Jake's Women (Wizards) (2 page)

BOOK: Jake's Women (Wizards)
3.84Mb size Format: txt, pdf, ePub

2.
          
Saved

 

There wasn’t any air. I was breathing in and out, or thought I was, but my lungs ached for lack of oxygen and the world was going away. At least I was going out while carrying out the stupidest idea of my life. Esmeralda would understand.

“I would like to speak for the defense,” Fluffy said somewhere off in the distance.

“He has admitted guilt,” the voice in my head said; rather reasonably I thought, given the circumstances. The world began to spin.

“What he has admitted to, is that he followed his nature. However, he did not appoint himself as a Representative. That honor must go to our illustrious hosts.”

Good point. My lungs were burning and Fluffy had given me an idea. Wherever I was being suffocated, it wasn’t in the Conference. That had to be an illusion. Somewhere out there, my real body had run out of air, and if I could reconnect with it I might survive. Provided magic was out there as well.

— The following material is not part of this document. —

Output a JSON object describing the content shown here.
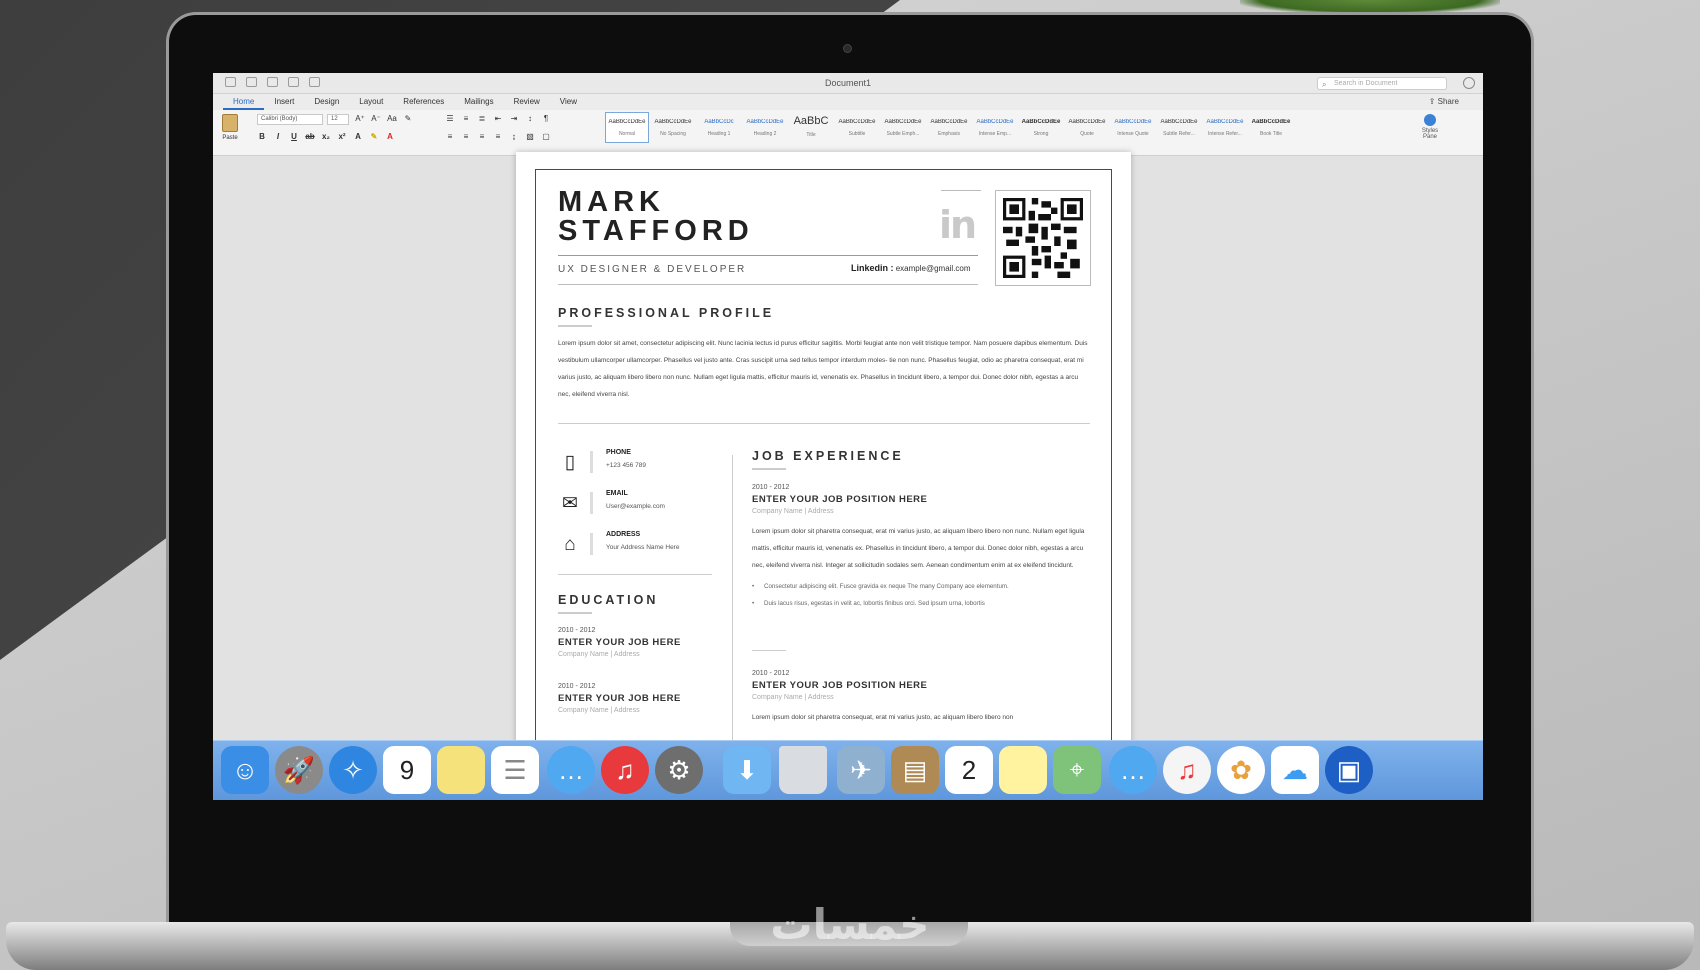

I closed my eyes and concentrated on trying to feel my real body, my actual lungs. The world of the Conference faded away. I was floating in liquid. There was something over my mouth and nose; a mask. I sucked hard and felt it press harder onto my face, but no air came through. Magic swirled around me, tantalizingly out of reach.

Air flowed into my lungs and I was instantly back at the Conference. Globs of red light danced across my vision as I sucked in life giving air. I reached back for the place I’d just discovered, but it was gone. Without the pain in my lungs to guide me I couldn’t find it. I was stuck here again.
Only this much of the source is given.